The Ultimate Guide to Kink: book review
I was, at first, conflicted when Cleis Press invited me to review The Ultimate Guide to Kink: BDSM, Role Play and the Erotic Edge, ed. Tristan Taormino. I’m so unkinky personally. I like gentle sex, and although I had a “try anything twice” motto a few decades ago, by now, I feel pretty secure in knowing what works for me, and it’s decidedly, deliciously, vanilla.
I’ll admit it, I’ve never understood what could be pleasurable about pain. I’ve been in two devastating automobile accidents with residual and lifelong pain, I shattered my shoulder in ten places two years ago, I have arthritis in my neck — I know pain. I couldn’t imagine bringing pain intentionally into my sex life. Imagine my surprise reading this in Tristan Taormino’s introduction:
Tristan Taormino |
When people experience pain, adrenaline, endorphins, and natural painkillers flood their nervous system. People get off on this chemical rush, which many describe as feeling energized, high, or transcendent… In the context of a sexually charged scene, some people, when they are aroused (and their pain tolerance is much higher), process a face slap in a different way: it feels good.
Oh! Now I get it. (Are true kinksters laughing at my innocence?)
- Patrick Califia, who writes “Butthole Bliss: The Ins and Outs of Anal Fisting” (“one of the most extreme sexual acts that one person can allow another to do to his or her body”) and “Enhancing Masochism: How to Expand Limits and Increase Desire.” He defines masochism as “the desire and the ability to become aroused and perhaps even climax while experiencing sensations that other people avoid.”
- Hardy Haberman, who writes “A Little Cock and Ball Play,” including household items you can use as sensation implements: toothbrush, paintbrush, nylon scouring pad, mushroom brush….
- Jack Rinella, who writes “The Dark Side.” As the Dark Lord, he advertised for men who desired to be “subjugated, degraded, dominated, humiliated, and violated” — about 120 men responded.
- Lolita Wolf, who writes “Making an Impact: Spanking, Caning, and Flogging,” including choosing an implement, techniques, and why the bottom and the top enjoy it.
- Barbara Carrellas, who writes “Kinky Twisted Tantra,” including “The Tao of Pain.”
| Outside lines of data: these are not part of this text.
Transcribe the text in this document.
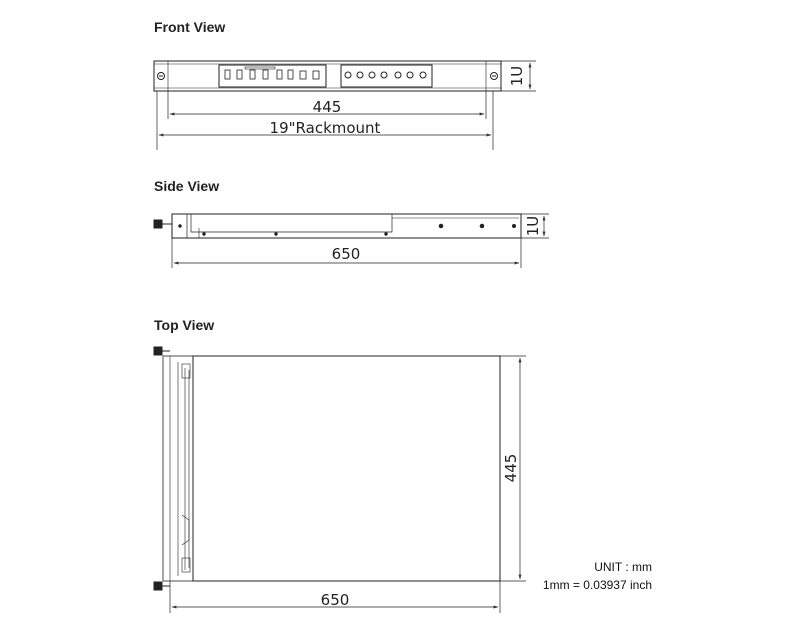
Front View
Side View
Top View
445
19"Rackmount
1U
650
1U
650
445
UNIT : mm
1mm = 0.03937 inch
Patrick Califia challenges those who brand BDSM players as “mentally ill”:
The assumption that variant sexualities are mental illnesses has more to do with conservative religious values than it does with objective observation. If a mental state or human behavior is unhealthy, we ought to be able to demonstrate that it makes that person unhappy, interferes with their ability to give and receive love, prevents them from setting goals that give them a sense of fulfillment, and injures their health.